There was a pause, followed by a short, tired laugh. “I can’t remember when I ate last,” Simon declared.
“That’s what I thought.” Webb motioned to the bad-tempered cook to serve up the meal. “I heard there’s been a fever hitting the drylanders.” He was fishing for information about Lilli, whether he was willing to admit it or not.
“Typhoid.” When the plate was set before him, Simon picked up his knife and fork and began cutting into the meat with little surgical precision. “It’s been keeping me running from one end of the country to the other. I’ve tried to spread the word that everyone should boil their water before drinking it, but—” He shrugged to indicate the foolish lack of cooperation and simple laziness of some. “It’s the very young and the old I’m losing.” He chewed on a bite of steak. “I’d forgotten how good food tastes,” he said thickly, not waiting until he swallowed.
“We’ve got plenty of food, so don’t be shy about asking for seconds,” Webb offered.
“Don’t have the time.” Simon talked between mouthfuls. “I’ve got a maternity case waiting.”
“Oh?” The sound was a question.
“Your neighbor Franz Kreuger’s wife. She went into labor. If this baby follows the pattern of her others, I should arrive just in time to usher it into the world.” He sliced off another chunk of the charred meat. “To tell you the truth, I’m surprised Kreuger even sent for me.”
“Why’s that?”
“He thinks there was more I could have done to save his neighbor.” He shook his head. “The man
is irrational at times.”
“His neighbor. Which one was it?” Webb frowned.
“An old guy . . .” Simon wagged his fork in the air, searching for the name. “Richter . . . Richner . . . something like that.”
“Reisner. Stefan Reisner.” Webb supplied the name, surprised at how flat his voice sounded.
“That’s it.” Simon nodded and stabbed another piece of meat to pop into his mouth, eating with a haste he would have warned his patients against.
“What about his wife?” Everything inside him was still, waiting.
“What about her?” The doctor didn’t understand the question. “As far as I know, she’s fine, if that’s what you mean. But she was young and healthy, too.”
“When did this happen?” It had to have been recent, or Webb was sure he would have heard about it.

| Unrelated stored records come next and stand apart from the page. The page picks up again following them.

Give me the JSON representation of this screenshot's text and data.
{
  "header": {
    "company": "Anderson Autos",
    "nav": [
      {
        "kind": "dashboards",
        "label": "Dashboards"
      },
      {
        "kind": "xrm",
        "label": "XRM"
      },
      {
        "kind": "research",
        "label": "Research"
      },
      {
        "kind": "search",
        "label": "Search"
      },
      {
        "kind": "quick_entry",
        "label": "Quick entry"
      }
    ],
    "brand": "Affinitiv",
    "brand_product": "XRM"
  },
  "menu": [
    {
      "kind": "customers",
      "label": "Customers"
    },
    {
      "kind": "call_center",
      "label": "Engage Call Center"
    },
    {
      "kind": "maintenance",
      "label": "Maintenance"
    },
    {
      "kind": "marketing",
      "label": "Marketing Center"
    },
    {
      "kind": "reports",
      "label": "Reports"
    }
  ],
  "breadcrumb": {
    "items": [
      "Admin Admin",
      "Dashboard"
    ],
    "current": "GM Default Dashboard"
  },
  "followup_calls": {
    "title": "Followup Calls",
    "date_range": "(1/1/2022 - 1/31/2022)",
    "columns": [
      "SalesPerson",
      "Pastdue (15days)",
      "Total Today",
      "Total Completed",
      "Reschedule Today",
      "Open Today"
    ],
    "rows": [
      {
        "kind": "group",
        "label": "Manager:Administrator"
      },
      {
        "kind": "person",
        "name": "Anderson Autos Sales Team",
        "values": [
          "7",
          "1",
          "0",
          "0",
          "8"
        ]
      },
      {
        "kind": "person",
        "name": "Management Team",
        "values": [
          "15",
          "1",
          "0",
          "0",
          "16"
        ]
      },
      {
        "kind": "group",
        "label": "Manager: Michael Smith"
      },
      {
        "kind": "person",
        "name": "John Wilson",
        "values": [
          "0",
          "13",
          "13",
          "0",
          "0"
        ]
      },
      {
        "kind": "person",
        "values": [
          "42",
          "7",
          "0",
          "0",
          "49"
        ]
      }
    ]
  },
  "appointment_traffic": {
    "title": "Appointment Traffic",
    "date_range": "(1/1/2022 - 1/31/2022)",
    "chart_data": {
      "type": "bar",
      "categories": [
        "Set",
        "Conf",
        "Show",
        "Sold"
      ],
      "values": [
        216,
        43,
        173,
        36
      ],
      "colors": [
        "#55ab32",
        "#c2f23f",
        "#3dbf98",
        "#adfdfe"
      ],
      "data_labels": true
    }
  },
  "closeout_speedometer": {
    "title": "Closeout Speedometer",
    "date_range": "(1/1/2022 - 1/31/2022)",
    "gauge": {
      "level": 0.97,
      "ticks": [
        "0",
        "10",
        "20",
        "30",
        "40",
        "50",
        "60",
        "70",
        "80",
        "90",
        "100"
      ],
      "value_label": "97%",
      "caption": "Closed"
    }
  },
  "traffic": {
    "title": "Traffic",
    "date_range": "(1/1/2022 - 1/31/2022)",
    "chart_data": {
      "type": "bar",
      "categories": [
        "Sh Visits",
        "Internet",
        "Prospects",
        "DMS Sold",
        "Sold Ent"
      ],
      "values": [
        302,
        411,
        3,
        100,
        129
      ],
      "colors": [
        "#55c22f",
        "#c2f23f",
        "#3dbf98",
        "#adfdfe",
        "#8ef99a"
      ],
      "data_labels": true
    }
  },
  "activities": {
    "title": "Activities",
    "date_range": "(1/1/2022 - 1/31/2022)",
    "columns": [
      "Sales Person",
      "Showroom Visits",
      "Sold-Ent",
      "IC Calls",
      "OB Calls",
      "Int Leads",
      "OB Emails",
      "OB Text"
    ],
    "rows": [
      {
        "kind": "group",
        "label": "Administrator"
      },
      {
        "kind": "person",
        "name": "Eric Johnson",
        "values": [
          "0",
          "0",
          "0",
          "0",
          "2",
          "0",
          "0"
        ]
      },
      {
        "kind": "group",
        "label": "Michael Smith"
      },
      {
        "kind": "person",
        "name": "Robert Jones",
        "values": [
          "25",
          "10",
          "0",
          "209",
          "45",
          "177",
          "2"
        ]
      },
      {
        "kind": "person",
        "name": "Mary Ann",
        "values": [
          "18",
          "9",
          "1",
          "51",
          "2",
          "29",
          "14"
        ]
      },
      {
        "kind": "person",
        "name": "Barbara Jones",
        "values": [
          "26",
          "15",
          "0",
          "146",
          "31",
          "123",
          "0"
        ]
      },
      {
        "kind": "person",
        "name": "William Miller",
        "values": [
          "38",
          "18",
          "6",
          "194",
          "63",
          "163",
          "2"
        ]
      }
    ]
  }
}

“Let’s see ... he must have died two, no—three weeks ago,” the doctor decided, then sent a curious look at Webb. “Why?”
Three weeks! Everything seemed to break loose inside him. Frustration mixed with anger that Lilli hadn’t attempted to let him know. It confused him, raked him with uncertainties. He pushed off the bench that paralleled the long table, unaware that he hadn’t answered the doctor’s question.
“Webb?” Simon sat up straighter, thoroughly confused by his behavior.
“I’ll see you later, Simon.” Webb threw the remark over his shoulder, not slackening his stride as he left the cookshack and brushing past Ruth as she was coming in.
Simon Bardolph continued to stare at the door long after it had closed, trying to puzzle it out. Ruth noticed his confusion. “Is something wrong?”
His glance flicked to her blankly; then he shook his head and turned back to his food. “I guess Webb just remembered he had to be someplace.”
“Why do you say that?” She glanced toward the door, remembering that Webb had been rather brisk, but she had thought it might be left over from their last meeting.